Ambon,beritasumbernews.com
Komisi Penyiaran Indonesia Daerah (KPID) Monitoring Evaluasi (Monev) terhadap Lembaga Penyiaran Berlangganan (LPB) Jasa Penyiaran Televisi melalui Kabel di dua Kota dan 9 Kabupaten Provinsi Maluku.

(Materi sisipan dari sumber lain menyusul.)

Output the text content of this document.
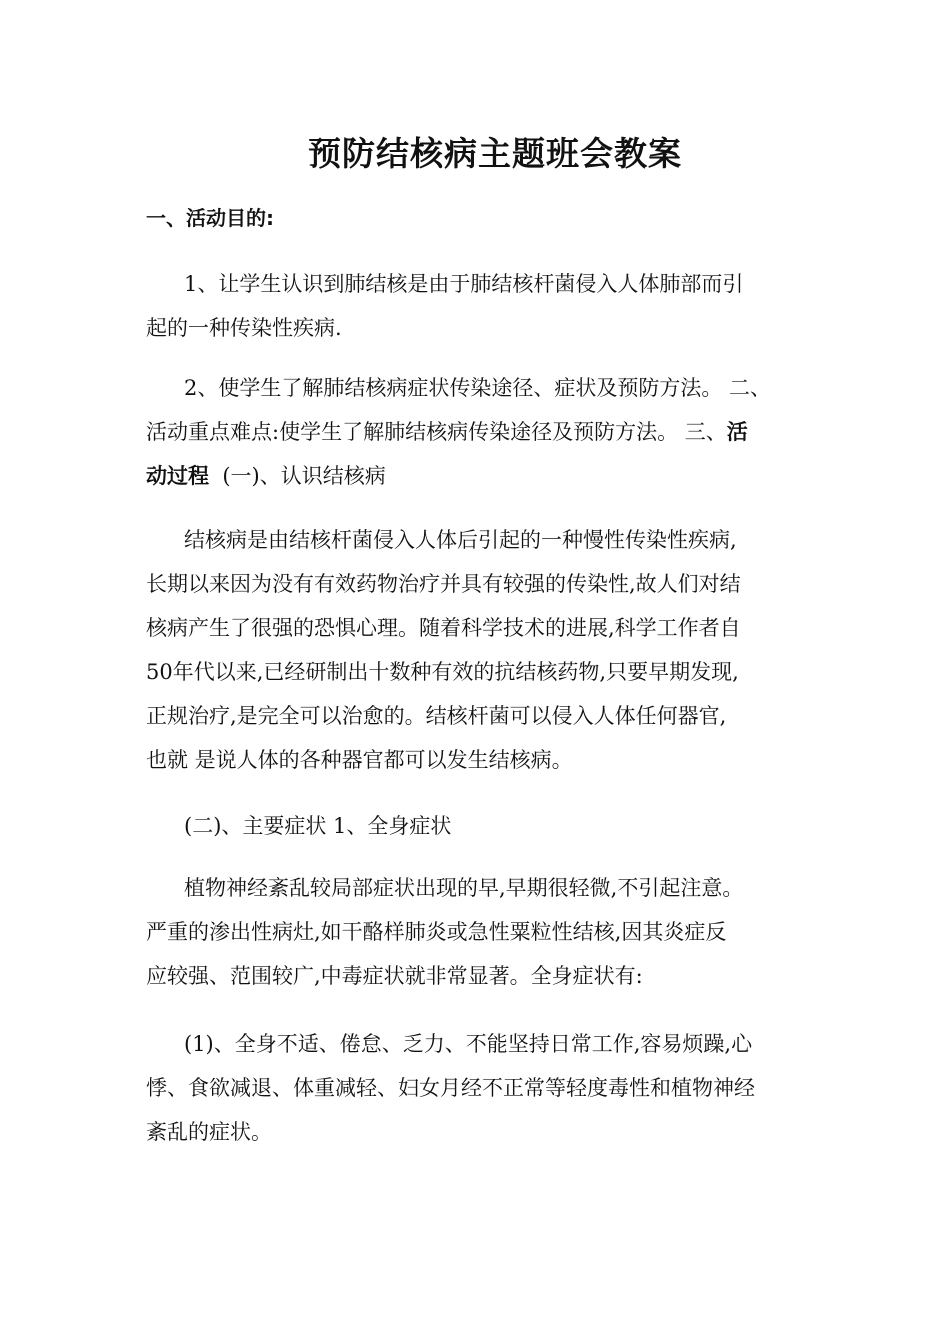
预防结核病主题班会教案
一、活动目的:
1、让学生认识到肺结核是由于肺结核杆菌侵入人体肺部而引
起的一种传染性疾病.
2、使学生了解肺结核病症状传染途径、症状及预防方法。 二、
活动重点难点:使学生了解肺结核病传染途径及预防方法。 三、活
动过程  (一)、认识结核病
结核病是由结核杆菌侵入人体后引起的一种慢性传染性疾病,
长期以来因为没有有效药物治疗并具有较强的传染性,故人们对结
核病产生了很强的恐惧心理。随着科学技术的进展,科学工作者自
50年代以来,已经研制出十数种有效的抗结核药物,只要早期发现,
正规治疗,是完全可以治愈的。结核杆菌可以侵入人体任何器官,
也就 是说人体的各种器官都可以发生结核病。
(二)、主要症状 1、全身症状
植物神经紊乱较局部症状出现的早,早期很轻微,不引起注意。
严重的渗出性病灶,如干酪样肺炎或急性粟粒性结核,因其炎症反
应较强、范围较广,中毒症状就非常显著。全身症状有:
(1)、全身不适、倦怠、乏力、不能坚持日常工作,容易烦躁,心
悸、食欲减退、体重减轻、妇女月经不正常等轻度毒性和植物神经
紊乱的症状。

Di Mulai dari Kota Ambon.

Faktanya KPID Maluku mendapati bahwa ada 47 usaha televisi kabel di Kota Ambon dan hanya 2 usaha Televisi Kabar.

Usaha TV Kabel yang memiliki ijin penyelenggara penyiaran (IPP) yaitu PT. Thunggal Manise dan PT. Amboina Multimedia, sedangkan 45 Usaha Televisi Kabel tidak miliki ijin penyelenggara penyiaran (IPP).

Ijin Penyelenggaraan Penyiaran (IPP) diberikan oleh negara setelah mendapatkan Masukan dan Hasil Evaluasi serta Rekomendasi Kelayakan Penyelenggaraan Penyiaran dari KPI.

Rekomendasi ini dibahas bersama Pemerintah bersama KPI dalam Forum Rapat Bersama dan Ijin Alokasi dan penggunaan spektrum frekuensi radio oleh pemerintah atas usul KPI.  IPP diberikan oleh negara melalui KPI.

Sesuai dengan Undang-Undang Nomor 32 tahun 2002 tentang Penyiaran pasal 33 ayat 1 berbunyi “ sebelum menyelenggarakan kegiatan lembaga penyiaran wajib memperoleh Ijin Penyelenggaraan Penyiaran (IPP)”,

Maka Komisi Penyiaran Indonesia Daerah Maluku (KPID Maluku), mewajibkan semua usaha televisi kabel yang tidak mengantongi Izin Penyelenggara Penyiaran  (IPP) menghentikan siaran sampai dengan mengantongi IPP.